Morgan would love to buy lactose-free milk and cheese, but simply can’t afford it. The 28-year-old from Southampton has IBS, lactose intolerance and gastroparesis, a disorder affecting the stomach’s nerves and muscles, and so tries to follow a specialist low-fibre, low-fat, largely dairy-free diet.
But the soaring cost of lactose-free products and a food budget of just £40-£50 a week means they often have to do without. “I just can’t justify the cost of them for the symptom reduction that I get,” Morgan says. “There are other foods that cause much bigger problems that I have to prioritise.”
Morgan is a wheelchair user who relies on carers to take them shopping once a week, so they are not able to shop around. “I have to spend quite a lot of time on it, figuring out what do I have in the cupboards already, because I can’t afford to buy another packet [of anything] until I need it,” says Morgan.
Morgan is far from alone. About 2.3 million people have a food allergy or intolerance, or coeliac disease, an autoimmune condition that leaves people unable to eat gluten. For many, avoiding the ingredients their bodies cannot tolerate is increasingly unaffordable.
Victoria, from the north-east, says the cost of living crisis is affecting families like hers disproportionately. “We are frankly struggling, despite my partner being in full-time work and I in part-time work. Our food bills are off the scale at the moment because of the way in which we have to buy.”
She has two sons and collectively the family are allergic to wheat/gluten, dairy, eggs, sesame, fish, peanut, cashews and almonds. With costs spiralling, their shopping options are limited. The price of the brand of junior soya milk her children can have has jumped from £1.45 to £1.90 and Victoria says everything she buys is considerably more expensive than standard, non-“free from” items.

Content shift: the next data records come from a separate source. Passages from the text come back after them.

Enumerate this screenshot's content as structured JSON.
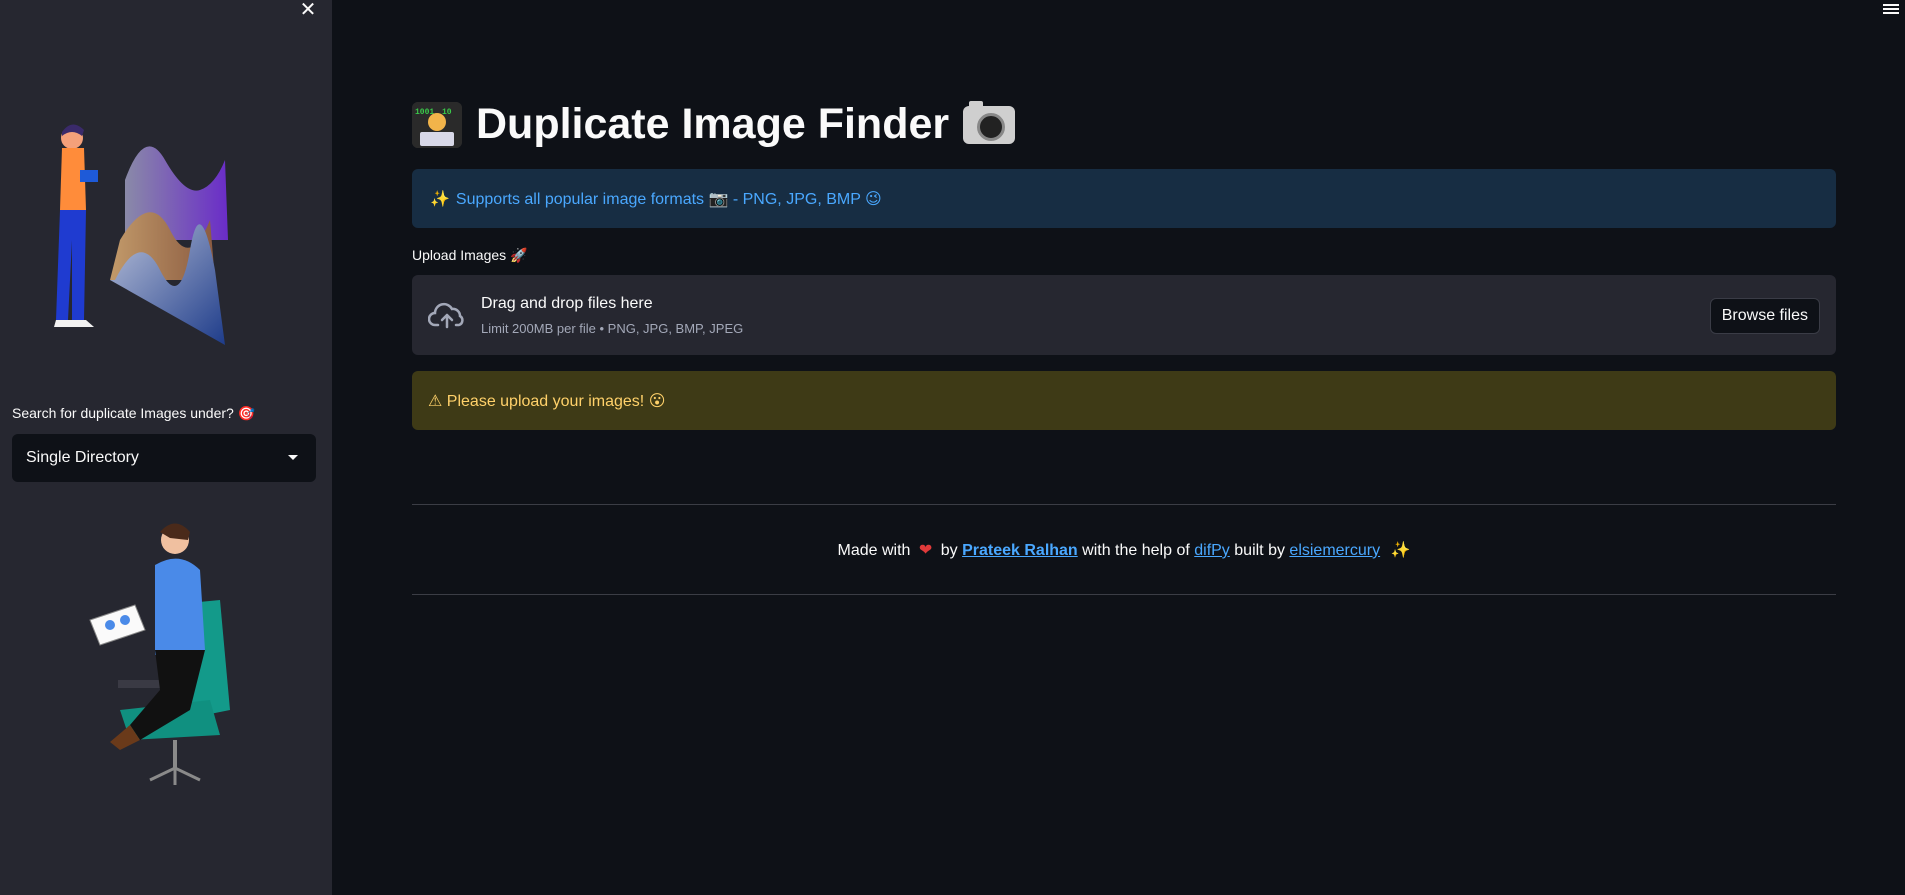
{
  "sidebar": {
    "close_glyph": "✕",
    "search_label": "Search for duplicate Images under? 🎯",
    "select_value": "Single Directory"
  },
  "main": {
    "title": "Duplicate Image Finder",
    "info_text": "Supports all popular image formats 📷 - PNG, JPG, BMP 😉",
    "info_spark": "✨",
    "upload_label": "Upload Images 🚀",
    "dropzone_title": "Drag and drop files here",
    "dropzone_sub": "Limit 200MB per file • PNG, JPG, BMP, JPEG",
    "browse_label": "Browse files",
    "warning_text": "⚠ Please upload your images! 😮"
  },
  "footer": {
    "made_with": "Made with",
    "heart": "❤",
    "by": "by",
    "author": "Prateek Ralhan",
    "help_text": "with the help of",
    "lib": "difPy",
    "built_by": "built by",
    "lib_author": "elsiemercury",
    "spark": "✨"
  },
  "colors": {
    "background": "#0e1117",
    "sidebar": "#262730",
    "info_bg": "#172d43",
    "info_text": "#4aa8ff",
    "warning_bg": "#3e3a16",
    "warning_text": "#ffd16a",
    "link": "#4aa8ff"
  },
  "icons": [
    "close-icon",
    "hamburger-menu-icon",
    "cloud-upload-icon",
    "chevron-down-icon",
    "coder-emoji-icon",
    "camera-icon"
  ]
}
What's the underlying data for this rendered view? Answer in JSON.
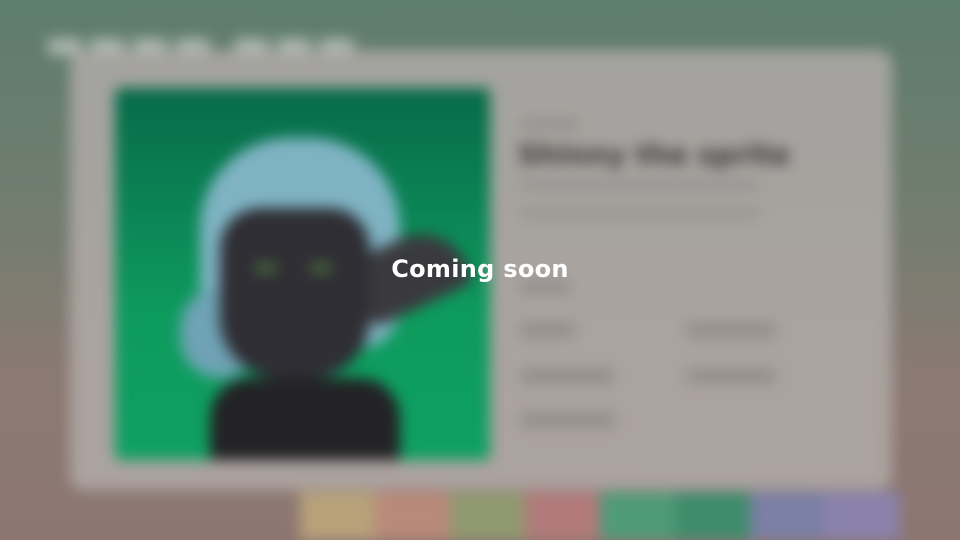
{
  "overlay": {
    "message": "Coming soon"
  },
  "profile": {
    "name": "Shinny the sprite"
  },
  "colors": {
    "art_background": "#0d9a5d",
    "overlay_text": "#ffffff"
  },
  "icons": {
    "artwork": "character-portrait"
  }
}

“I feel like [free-from food] is rising at a faster rate, so it’s beginning to feel a bit exploitative actually,” she says. “Allergy families have enough to deal with, trying to keep safe, navigating a world that isn’t always supportive of people living with allergies, keeping on top of medication, dealing with the anxiety that arises from having to live this way. Being impacted financially – and disproportionately – feels like an extra smack in the face we just [don’t] need.”
Charlotte, 26, from Preston, also says her weekly shop has become very expensive since she was diagnosed with coeliac disease in 2021. She works for the students’ union at the University of Central Lancashire and, with a weekly budget of £100 to spend on food for her and her partner, she often goes without certain “free-from” products. “We just don’t buy things in order to try and keep the cost as similar to the previous shops that we did before I was diagnosed,” she says.

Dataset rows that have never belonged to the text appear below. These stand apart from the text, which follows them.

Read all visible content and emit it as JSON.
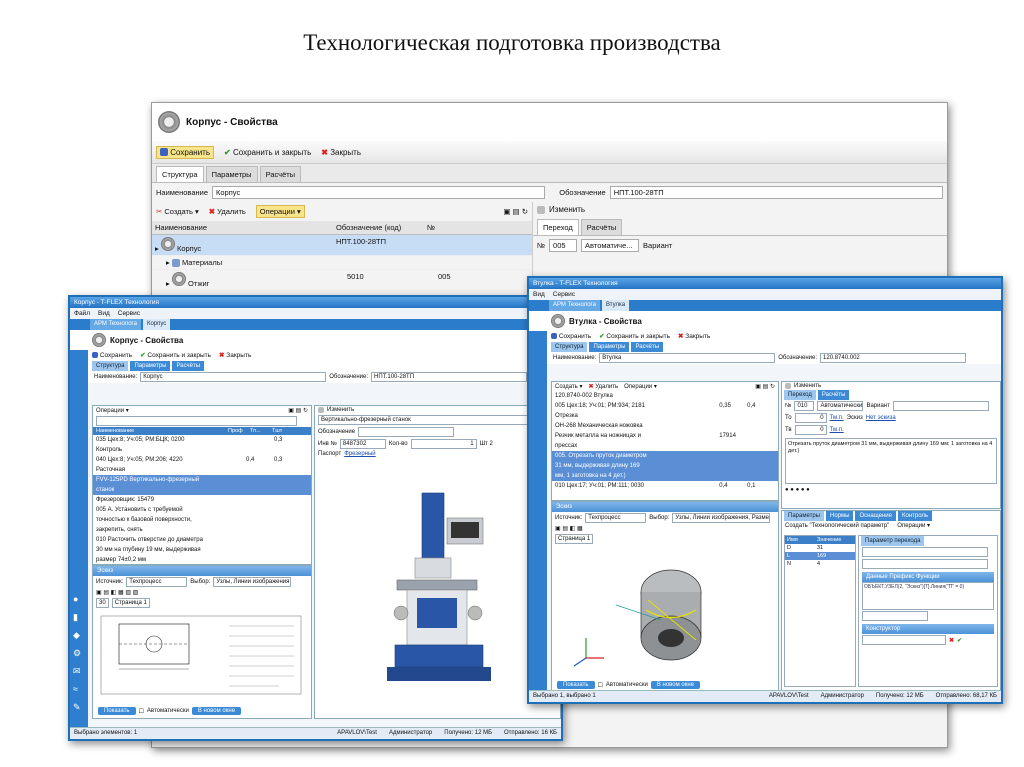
{
  "slide": {
    "title": "Технологическая подготовка производства"
  },
  "back_window": {
    "title": "Корпус - Свойства",
    "toolbar": {
      "save": "Сохранить",
      "save_close": "Сохранить и закрыть",
      "close": "Закрыть"
    },
    "tabs": [
      "Структура",
      "Параметры",
      "Расчёты"
    ],
    "name_label": "Наименование",
    "name_value": "Корпус",
    "designation_label": "Обозначение",
    "designation_value": "НПТ.100-28ТП",
    "tree_toolbar": {
      "create": "Создать",
      "delete": "Удалить",
      "operations": "Операции"
    },
    "columns": [
      "Наименование",
      "Обозначение (код)",
      "№"
    ],
    "rows": [
      {
        "name": "Корпус",
        "code": "НПТ.100-28ТП",
        "num": ""
      },
      {
        "name": "Материалы",
        "code": "",
        "num": ""
      },
      {
        "name": "Отжиг",
        "code": "5010",
        "num": "005"
      }
    ],
    "right_panel": {
      "change": "Изменить",
      "tabs": [
        "Переход",
        "Расчёты"
      ],
      "num_label": "№",
      "num_value": "005",
      "mode_value": "Автоматиче...",
      "variant_label": "Вариант"
    }
  },
  "window_left": {
    "titlebar": "Корпус - T-FLEX Технология",
    "menu": [
      "Файл",
      "Вид",
      "Сервис"
    ],
    "doc_tabs": [
      "АРМ Технолога",
      "Корпус"
    ],
    "title": "Корпус - Свойства",
    "toolbar": {
      "save": "Сохранить",
      "save_close": "Сохранить и закрыть",
      "close": "Закрыть"
    },
    "tabs": [
      "Структура",
      "Параметры",
      "Расчёты"
    ],
    "name_label": "Наименование:",
    "name_value": "Корпус",
    "designation_label": "Обозначение:",
    "designation_value": "НПТ.100-28ТП",
    "operations_label": "Операции",
    "columns": [
      "Наименование",
      "Проф",
      "Тп...",
      "Тшт"
    ],
    "tree": [
      {
        "text": "035  Цех:8; Уч:05; РМ:БЦК;  0200",
        "col2": "",
        "col3": "0,3",
        "sel": false
      },
      {
        "text": "Контроль",
        "col2": "",
        "col3": "",
        "sel": false
      },
      {
        "text": "040  Цех:8; Уч:05; РМ:206;  4220",
        "col2": "0,4",
        "col3": "0,3",
        "sel": false
      },
      {
        "text": "Расточная",
        "col2": "",
        "col3": "",
        "sel": false
      },
      {
        "text": "FVV-125PD  Вертикально-фрезерный",
        "col2": "",
        "col3": "",
        "sel": true
      },
      {
        "text": "станок",
        "col2": "",
        "col3": "",
        "sel": true
      },
      {
        "text": "Фрезеровщик:                    15479",
        "col2": "",
        "col3": "",
        "sel": false
      },
      {
        "text": "005  А. Установить с требуемой",
        "col2": "",
        "col3": "",
        "sel": false
      },
      {
        "text": "точностью к базовой поверхности,",
        "col2": "",
        "col3": "",
        "sel": false
      },
      {
        "text": "закрепить, снять",
        "col2": "",
        "col3": "",
        "sel": false
      },
      {
        "text": "010  Расточить отверстие до диаметра",
        "col2": "",
        "col3": "",
        "sel": false
      },
      {
        "text": "30 мм на глубину 19 мм, выдерживая",
        "col2": "",
        "col3": "",
        "sel": false
      },
      {
        "text": "размер 74±0,2 мм",
        "col2": "",
        "col3": "",
        "sel": false
      }
    ],
    "sketch_panel": {
      "header": "Эскиз",
      "source_label": "Источник:",
      "source_value": "Техпроцесс",
      "select_label": "Выбор:",
      "select_value": "Узлы, Линии изображения,",
      "page_num": "30",
      "page_tab": "Страница 1",
      "show_btn": "Показать",
      "auto_label": "Автоматически",
      "new_window_btn": "В новом окне"
    },
    "right_panel": {
      "change": "Изменить",
      "equipment_name": "Вертикально-фрезерный станок",
      "designation_label": "Обозначение",
      "inv_label": "Инв №",
      "inv_value": "8487302",
      "qty_label": "Кол-во",
      "qty_value": "1",
      "unit_value": "Шт 2",
      "passport_label": "Паспорт",
      "passport_link": "Фрезерный"
    },
    "status": {
      "selected": "Выбрано элементов: 1",
      "user": "APAVLOV\\Test",
      "role": "Администратор",
      "received": "Получено: 12 МБ",
      "sent": "Отправлено: 16 КБ"
    }
  },
  "window_right": {
    "titlebar": "Втулка - T-FLEX Технология",
    "menu": [
      "Вид",
      "Сервис"
    ],
    "doc_tabs": [
      "АРМ Технолога",
      "Втулка"
    ],
    "title": "Втулка - Свойства",
    "toolbar": {
      "save": "Сохранить",
      "save_close": "Сохранить и закрыть",
      "close": "Закрыть"
    },
    "tabs": [
      "Структура",
      "Параметры",
      "Расчёты"
    ],
    "name_label": "Наименование:",
    "name_value": "Втулка",
    "designation_label": "Обозначение:",
    "designation_value": "120.8740.002",
    "tree_toolbar": {
      "create": "Создать",
      "delete": "Удалить",
      "operations": "Операции"
    },
    "tree": [
      {
        "text": "120.8740-002  Втулка",
        "col2": "",
        "col3": "",
        "sel": false
      },
      {
        "text": "005  Цех:18; Уч:01; РМ:934;  2181",
        "col2": "0,35",
        "col3": "0,4",
        "sel": false
      },
      {
        "text": "Отрезка",
        "col2": "",
        "col3": "",
        "sel": false
      },
      {
        "text": "ОН-268  Механическая ножовка",
        "col2": "",
        "col3": "",
        "sel": false
      },
      {
        "text": "Резчик металла на ножницах и",
        "col2": "17914",
        "col3": "",
        "sel": false
      },
      {
        "text": "прессах",
        "col2": "",
        "col3": "",
        "sel": false
      },
      {
        "text": "005. Отрезать пруток диаметром",
        "col2": "",
        "col3": "",
        "sel": true
      },
      {
        "text": "31 мм, выдерживая длину 169",
        "col2": "",
        "col3": "",
        "sel": true
      },
      {
        "text": "мм, 1 заготовка на 4 дет.)",
        "col2": "",
        "col3": "",
        "sel": true
      },
      {
        "text": "010  Цех:17; Уч:01; РМ:111;  0030",
        "col2": "0,4",
        "col3": "0,1",
        "sel": false
      }
    ],
    "right_panel": {
      "change": "Изменить",
      "tabs": [
        "Переход",
        "Расчёты"
      ],
      "num_label": "№",
      "num_value": "010",
      "mode_value": "Автоматически",
      "variant_label": "Вариант",
      "to_label": "То",
      "to_value": "0",
      "to_unit": "Тм.п.",
      "tv_label": "Тв",
      "tv_value": "0",
      "tv_unit": "Тм.п.",
      "sketch_label": "Эскиз",
      "sketch_link": "Нет эскиза",
      "description": "Отрезать пруток диаметром 31 мм, выдерживая длину 169 мм; 1 заготовка на 4 дет.)"
    },
    "sketch_panel": {
      "header": "Эскиз",
      "source_label": "Источник:",
      "source_value": "Техпроцесс",
      "select_label": "Выбор:",
      "select_value": "Узлы, Линии изображения, Разме...",
      "page_tab": "Страница 1",
      "show_btn": "Показать",
      "auto_label": "Автоматически",
      "new_window_btn": "В новом окне"
    },
    "params_panel": {
      "tabs": [
        "Параметры",
        "Нормы",
        "Оснащение",
        "Контроль"
      ],
      "create_btn": "Создать \"Технологический параметр\"",
      "operations": "Операции",
      "columns": [
        "Имя",
        "Значение"
      ],
      "rows": [
        {
          "name": "D",
          "value": "31"
        },
        {
          "name": "L",
          "value": "169"
        },
        {
          "name": "N",
          "value": "4"
        }
      ],
      "param_tab": "Параметр перехода",
      "formula_hdr": "Данные   Префикс   Функции",
      "formula_text": "ОБЪЕКТ.УЗЕЛ(2, \"Эскиз\")[T].Линия(\"П\" = 0)",
      "constructor": "Конструктор"
    },
    "status": {
      "selected": "Выбрано 1, выбрано 1",
      "user": "APAVLOV\\Test",
      "role": "Администратор",
      "received": "Получено: 12 МБ",
      "sent": "Отправлено: 68,17 КБ"
    }
  }
}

“When you can buy three or four packs of normal biscuits for one pack of gluten-free biscuits, it’s just not worth it. So I tend to only buy the very basics that you can’t really go without, like gluten-free bread, flour and pasta.”
But buying budget brands is not really an option. “When you’re looking for gluten-free food [in the normal aisles], they’re often not the cheapest brands that are the gluten-free ones,” says Charlotte. “So it’s extra costs that other people don’t have.”
Back in Southampton, Morgan says high prices mean they are having to take more risks with their food. “I’ve had to change the bread I buy to ordinary loaves because of cost,” they say. “The preservatives in ordinary bread are really hard on my stomach. The freshly baked loaves are much better, but also much more expensive and short-lived.”